SARA: A Stall-Aware Memory Allocation Strategy for Mixed-Criticality Systems
Meng-Chia Lee, Wen Sheng Lim, Yuan-Hao Chang, Tei-Wei Kuo
TL;DR
SARA addresses memory contention in memory-constrained edge devices hosting mixed-criticality workloads, where soft RT deadlines and non-RT throughput are both at risk due to page swapping and storage I/O. It introduces a stall-aware memory allocator that uses a PSI-based per-interval metric $s_{intv}$ to model how memory shortages affect soft RT execution times and derives an adaptive ideal stall per period $s^{ideal}_{period}$ and per-interval $s^{ideal}_{intv}$ to allocate memory just enough for deadlines while freeing remaining memory for non-RT tasks. The approach includes a stall-aware early job dropping mechanism to identify long stalls and proactively drop affected soft RT jobs, reducing cascading delays. Empirical evaluation on real hardware shows SARA achieves about $97.13\%$ deadline hit ratio for soft RT tasks and up to $22.32\times$ throughput gains for non-RT applications under memory capacity as low as $60\%$ of peak demand, outperforming greedy, offline, and PSI-based baselines. The work demonstrates practical, dynamic memory management for edge devices with mixed-criticality workloads, improving responsiveness and throughput without OS-level policy changes.
Abstract
The memory capacity in edge devices is often limited due to constraints on cost, size, and power. Consequently, memory competition leads to inevitable page swapping in memory-constrained mixed-criticality edge devices, causing slow storage I/O and thus performance degradation. In such scenarios, inefficient memory allocation disrupts the balance between application performance, causing soft real-time (soft RT) tasks to miss deadlines or preventing non-real-time (non-RT) applications from optimizing throughput. Meanwhile, we observe unpredictable, long system-level stalls (called long stalls) under high memory and I/O pressure, which further degrade performance.
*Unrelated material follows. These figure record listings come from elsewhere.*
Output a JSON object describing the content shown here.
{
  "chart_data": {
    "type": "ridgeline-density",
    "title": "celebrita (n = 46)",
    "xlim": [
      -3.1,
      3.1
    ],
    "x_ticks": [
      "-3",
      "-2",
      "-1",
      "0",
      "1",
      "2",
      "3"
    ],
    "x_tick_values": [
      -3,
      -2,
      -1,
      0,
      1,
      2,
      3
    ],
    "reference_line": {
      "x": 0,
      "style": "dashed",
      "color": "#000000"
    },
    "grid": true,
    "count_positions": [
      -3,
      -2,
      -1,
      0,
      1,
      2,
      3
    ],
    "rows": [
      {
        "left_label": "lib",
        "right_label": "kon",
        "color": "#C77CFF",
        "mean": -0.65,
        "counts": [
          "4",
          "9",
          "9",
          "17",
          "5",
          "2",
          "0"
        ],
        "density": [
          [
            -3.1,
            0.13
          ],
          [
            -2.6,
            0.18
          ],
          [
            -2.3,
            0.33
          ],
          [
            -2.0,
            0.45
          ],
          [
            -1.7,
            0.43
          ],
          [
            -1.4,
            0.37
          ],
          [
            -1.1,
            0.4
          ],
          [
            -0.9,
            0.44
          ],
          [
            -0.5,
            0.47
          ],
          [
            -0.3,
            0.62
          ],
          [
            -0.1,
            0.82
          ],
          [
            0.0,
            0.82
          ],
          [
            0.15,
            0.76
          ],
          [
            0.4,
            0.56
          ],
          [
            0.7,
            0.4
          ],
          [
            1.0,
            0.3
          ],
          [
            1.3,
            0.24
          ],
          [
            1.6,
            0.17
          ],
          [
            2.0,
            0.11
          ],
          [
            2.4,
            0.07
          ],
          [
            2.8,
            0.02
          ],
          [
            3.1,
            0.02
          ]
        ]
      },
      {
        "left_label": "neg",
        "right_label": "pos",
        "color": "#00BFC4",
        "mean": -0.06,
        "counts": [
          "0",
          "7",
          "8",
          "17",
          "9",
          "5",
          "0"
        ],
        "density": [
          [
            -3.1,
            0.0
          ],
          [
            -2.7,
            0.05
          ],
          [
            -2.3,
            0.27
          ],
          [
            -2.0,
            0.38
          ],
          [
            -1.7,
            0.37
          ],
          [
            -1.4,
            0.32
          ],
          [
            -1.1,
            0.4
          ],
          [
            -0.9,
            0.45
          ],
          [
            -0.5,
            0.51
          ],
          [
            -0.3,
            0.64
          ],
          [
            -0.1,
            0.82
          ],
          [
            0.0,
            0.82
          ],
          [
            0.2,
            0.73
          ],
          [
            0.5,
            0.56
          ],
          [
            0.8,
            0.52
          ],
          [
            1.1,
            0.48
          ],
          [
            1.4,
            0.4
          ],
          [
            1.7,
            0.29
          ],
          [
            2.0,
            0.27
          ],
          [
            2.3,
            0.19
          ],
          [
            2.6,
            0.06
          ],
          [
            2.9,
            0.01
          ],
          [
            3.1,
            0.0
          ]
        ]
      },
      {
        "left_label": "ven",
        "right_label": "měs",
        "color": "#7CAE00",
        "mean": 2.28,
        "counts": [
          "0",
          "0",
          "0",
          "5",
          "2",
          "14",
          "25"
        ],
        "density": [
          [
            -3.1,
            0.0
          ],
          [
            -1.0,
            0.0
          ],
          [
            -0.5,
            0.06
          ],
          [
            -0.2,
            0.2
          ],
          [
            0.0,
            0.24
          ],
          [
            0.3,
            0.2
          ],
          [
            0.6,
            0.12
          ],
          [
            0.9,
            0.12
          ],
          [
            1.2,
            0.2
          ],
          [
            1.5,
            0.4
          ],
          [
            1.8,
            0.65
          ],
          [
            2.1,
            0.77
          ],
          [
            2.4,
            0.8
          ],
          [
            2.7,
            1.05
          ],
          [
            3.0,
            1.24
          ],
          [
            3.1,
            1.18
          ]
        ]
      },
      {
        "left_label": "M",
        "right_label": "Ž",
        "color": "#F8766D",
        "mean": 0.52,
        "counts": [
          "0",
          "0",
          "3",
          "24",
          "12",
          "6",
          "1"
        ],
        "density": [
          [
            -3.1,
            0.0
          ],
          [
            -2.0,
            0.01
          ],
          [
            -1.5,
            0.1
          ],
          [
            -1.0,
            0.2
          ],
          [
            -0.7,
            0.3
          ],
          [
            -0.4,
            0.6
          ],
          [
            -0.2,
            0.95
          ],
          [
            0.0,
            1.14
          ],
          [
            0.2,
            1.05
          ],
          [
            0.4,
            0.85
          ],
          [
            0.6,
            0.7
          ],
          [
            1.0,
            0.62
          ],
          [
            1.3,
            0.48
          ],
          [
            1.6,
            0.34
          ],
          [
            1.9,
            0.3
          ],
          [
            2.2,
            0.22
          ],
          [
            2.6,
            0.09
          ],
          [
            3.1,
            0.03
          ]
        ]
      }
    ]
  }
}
In this work, we propose a Stall-Aware Real-Time Memory Allocator (SARA), which discovers opportunities for performance balance by allocating just enough memory to soft RT tasks to meet deadlines and, at the same time, optimizing the remaining memory for non-RT applications. To minimize the memory usage of soft RT tasks while meeting real-time requirements, SARA leverages our insight into how latency, caused by memory insufficiency and measured by our proposed PSI-based metric, affects the execution time of each soft RT job, where a job runs per period and a soft RT task consists of multiple periods. Moreover, SARA detects long stalls using our definition and proactively drops affected jobs, minimizing stalls in task execution. Experiments show that SARA achieves an average of 97.13% deadline hit ratio for soft RT tasks and improves non-RT application throughput by up to 22.32x over existing approaches, even with memory capacity limited to 60% of peak demand.